Let me start off by saying im very very grateful for everyone who took their time to read and give me advice. I was overwhelmed by the amount of comments and how many of you said it might not even be my kid. Looking at it from a different perspective gave me much more insight on the whole situation. I called my boss and took today off.
I called up some clinics to get tested and was given a slot on Friday afternoon. Then I went to the store and bought some pregnancy tests and asked only her to come to my place tomorrow ( i.e today morning).
I also called my parents and my before I said anything, my mom asked me if I had any good news, I was shocked by what she said and asked me what exactly she was talking about. She then played dumb and I knew that the situation was more messed up than I thought. I cut the call and cried all night till 3am, grown ass man crying for the first time since 8th class.
She came today morning with her parents even after I told her to come alone. They were under the impression that I was gonna discuss engagement plans with them. I told them to wait outside and called her in and they threw a fit. I told they can all go back or let her alone come in, they said ok.
I took out the pregnancy tests and gave it to her and told her to prove that she was actually pregnant and told her where the bathroom was. She started screaming at me(never done this before, I was shocked at this), then she went out the door and called her parents in. Now everyone is screaming at me in my own home because I asked her to prove the pregnancy not even a DNA test.
I told them all to screw off and one hour later my parents and they all came to my home and they spilled the beans. She was never actually pregnant(as many redditors said), my parents were afraid that I was getting old for marriage and wanted me to marry and give them grandchildren.
They said that in arrange marriages, no need for the people to actually get to know the spouse because parents choose only the best for their kids. They planned this all and were only waiting for me to have sex with her to do this. I broke down and cried again. All my life, I did exactly what my parents wanted, always scored high and never asked for anything.
I told them to get out and never talk to me again in between crying and they said parents know whats best for their kids and I should do what they say. Then I got extremely angry and told them to screw themselves in my native language which was very bad.

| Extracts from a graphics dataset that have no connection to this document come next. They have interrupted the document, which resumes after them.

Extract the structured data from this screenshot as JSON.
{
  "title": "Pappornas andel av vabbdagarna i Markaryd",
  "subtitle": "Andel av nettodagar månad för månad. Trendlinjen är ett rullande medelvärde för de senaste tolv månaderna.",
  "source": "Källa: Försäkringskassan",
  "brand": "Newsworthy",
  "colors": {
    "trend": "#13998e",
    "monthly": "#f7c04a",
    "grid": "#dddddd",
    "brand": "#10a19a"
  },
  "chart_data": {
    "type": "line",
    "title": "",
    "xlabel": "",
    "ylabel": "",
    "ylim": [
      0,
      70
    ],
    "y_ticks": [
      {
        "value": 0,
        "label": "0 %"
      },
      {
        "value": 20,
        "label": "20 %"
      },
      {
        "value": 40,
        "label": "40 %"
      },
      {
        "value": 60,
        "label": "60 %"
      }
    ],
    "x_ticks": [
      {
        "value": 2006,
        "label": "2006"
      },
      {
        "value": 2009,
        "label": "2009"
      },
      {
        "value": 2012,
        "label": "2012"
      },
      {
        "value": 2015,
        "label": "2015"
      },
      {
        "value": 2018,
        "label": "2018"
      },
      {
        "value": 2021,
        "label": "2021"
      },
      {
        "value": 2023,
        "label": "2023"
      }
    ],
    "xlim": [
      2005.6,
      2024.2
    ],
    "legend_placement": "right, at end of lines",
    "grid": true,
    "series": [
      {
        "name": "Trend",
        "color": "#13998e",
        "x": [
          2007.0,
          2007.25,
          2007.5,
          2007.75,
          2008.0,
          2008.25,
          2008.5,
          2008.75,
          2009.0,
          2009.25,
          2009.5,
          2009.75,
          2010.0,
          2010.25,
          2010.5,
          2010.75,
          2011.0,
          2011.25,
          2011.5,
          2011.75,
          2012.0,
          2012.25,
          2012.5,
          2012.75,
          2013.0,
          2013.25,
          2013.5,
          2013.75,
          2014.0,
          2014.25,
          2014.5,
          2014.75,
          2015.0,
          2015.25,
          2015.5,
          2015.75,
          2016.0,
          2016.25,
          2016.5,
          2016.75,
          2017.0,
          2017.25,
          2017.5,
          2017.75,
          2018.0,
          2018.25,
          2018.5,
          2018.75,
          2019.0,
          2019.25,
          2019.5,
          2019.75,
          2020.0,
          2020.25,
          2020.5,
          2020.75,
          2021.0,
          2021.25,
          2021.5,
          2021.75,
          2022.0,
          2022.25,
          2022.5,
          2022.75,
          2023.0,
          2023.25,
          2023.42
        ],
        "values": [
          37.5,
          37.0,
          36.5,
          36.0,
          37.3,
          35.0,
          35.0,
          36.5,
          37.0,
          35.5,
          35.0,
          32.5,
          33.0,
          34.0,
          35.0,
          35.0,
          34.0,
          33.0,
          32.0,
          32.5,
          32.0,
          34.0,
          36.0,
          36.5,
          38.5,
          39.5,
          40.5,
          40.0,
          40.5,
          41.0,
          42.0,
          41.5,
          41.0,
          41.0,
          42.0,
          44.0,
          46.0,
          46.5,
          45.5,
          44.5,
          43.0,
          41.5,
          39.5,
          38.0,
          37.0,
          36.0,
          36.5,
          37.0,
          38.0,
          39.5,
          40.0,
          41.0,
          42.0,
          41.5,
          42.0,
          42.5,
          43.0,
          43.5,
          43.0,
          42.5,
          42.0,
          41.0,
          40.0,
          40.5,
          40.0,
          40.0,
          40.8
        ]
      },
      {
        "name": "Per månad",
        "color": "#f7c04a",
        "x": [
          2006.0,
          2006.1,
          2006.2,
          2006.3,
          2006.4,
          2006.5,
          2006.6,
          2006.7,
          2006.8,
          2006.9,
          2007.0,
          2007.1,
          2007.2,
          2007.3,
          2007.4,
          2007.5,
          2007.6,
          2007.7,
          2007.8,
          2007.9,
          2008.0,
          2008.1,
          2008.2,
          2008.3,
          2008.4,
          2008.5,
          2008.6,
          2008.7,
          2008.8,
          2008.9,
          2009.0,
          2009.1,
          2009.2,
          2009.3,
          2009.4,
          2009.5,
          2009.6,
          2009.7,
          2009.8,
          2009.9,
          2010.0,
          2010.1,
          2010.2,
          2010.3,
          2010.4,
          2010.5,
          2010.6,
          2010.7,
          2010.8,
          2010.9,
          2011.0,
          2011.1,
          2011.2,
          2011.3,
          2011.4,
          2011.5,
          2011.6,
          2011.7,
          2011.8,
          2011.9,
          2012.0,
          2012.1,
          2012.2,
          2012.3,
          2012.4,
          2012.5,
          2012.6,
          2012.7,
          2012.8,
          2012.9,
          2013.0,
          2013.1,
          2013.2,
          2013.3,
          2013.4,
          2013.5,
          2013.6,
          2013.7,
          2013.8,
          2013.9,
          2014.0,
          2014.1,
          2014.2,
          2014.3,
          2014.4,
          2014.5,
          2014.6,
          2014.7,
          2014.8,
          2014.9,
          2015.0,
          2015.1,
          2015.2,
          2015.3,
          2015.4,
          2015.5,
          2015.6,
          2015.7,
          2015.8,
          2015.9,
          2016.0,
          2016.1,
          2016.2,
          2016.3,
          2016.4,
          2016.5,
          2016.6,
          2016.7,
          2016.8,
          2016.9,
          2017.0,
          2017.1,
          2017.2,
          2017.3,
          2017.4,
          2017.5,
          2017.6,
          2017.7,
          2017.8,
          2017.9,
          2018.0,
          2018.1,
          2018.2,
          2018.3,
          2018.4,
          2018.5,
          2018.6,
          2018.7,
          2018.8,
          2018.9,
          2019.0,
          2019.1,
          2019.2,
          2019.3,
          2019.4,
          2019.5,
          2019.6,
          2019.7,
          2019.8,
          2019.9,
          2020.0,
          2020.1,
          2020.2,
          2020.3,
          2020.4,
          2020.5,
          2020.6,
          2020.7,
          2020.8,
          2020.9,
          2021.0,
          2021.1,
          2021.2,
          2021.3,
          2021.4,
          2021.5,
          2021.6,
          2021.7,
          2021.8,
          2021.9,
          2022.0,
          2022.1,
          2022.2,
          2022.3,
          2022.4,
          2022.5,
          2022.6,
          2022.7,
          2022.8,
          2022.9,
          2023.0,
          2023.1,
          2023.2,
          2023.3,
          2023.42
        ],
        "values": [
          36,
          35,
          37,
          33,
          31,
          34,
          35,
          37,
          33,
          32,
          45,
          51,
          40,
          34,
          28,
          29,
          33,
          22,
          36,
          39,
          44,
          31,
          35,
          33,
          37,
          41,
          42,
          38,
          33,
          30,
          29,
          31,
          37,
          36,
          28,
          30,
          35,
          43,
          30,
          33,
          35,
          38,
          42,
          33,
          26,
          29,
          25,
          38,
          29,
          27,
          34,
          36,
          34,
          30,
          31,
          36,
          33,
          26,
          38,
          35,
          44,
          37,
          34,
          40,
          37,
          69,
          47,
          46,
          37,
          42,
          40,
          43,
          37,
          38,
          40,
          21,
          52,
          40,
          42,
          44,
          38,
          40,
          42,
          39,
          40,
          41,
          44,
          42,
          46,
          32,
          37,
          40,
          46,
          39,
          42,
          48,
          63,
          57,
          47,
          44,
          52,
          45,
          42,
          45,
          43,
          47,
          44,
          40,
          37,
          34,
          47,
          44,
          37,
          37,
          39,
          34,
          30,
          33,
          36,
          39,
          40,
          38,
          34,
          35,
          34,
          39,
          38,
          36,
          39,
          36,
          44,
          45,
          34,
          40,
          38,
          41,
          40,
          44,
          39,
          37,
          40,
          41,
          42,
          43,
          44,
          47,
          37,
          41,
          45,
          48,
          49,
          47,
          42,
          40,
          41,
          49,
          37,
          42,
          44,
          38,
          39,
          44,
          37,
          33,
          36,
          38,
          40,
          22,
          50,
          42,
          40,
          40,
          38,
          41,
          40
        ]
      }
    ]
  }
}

For once, I think they knew I was serious with them and they all left. I blocked them all before sending my parents a message to never again contact me in my life even if one of you is dying.
Cried for some more time, went through some dog videos and went through all my messages on reddit and I feel like I owe you guys this update because it was you guys who helped me do this. That is all and I hope you have a wonderful day.
I wanna thank you all for taking your time and reaching out and giving advice. The last few days, I feel like a burden was lifted off me, especially from my parents who always expect many things from me. The first day after the confrontation was a shit show. My parents forced relatives to reach out to me asking me to see reason (lmao), I declined.
They stopped after 2 days after a harsh message from me requesting no contact. I also took appointments for family planning (vasectomy) which is next month. Some people asked if I would ever tell my family about this, but I will not. My body, my business. I will of course tell potential future dates that I am childfree and also had a vasectomy beforehand. Some people asked where I am from. I am from India.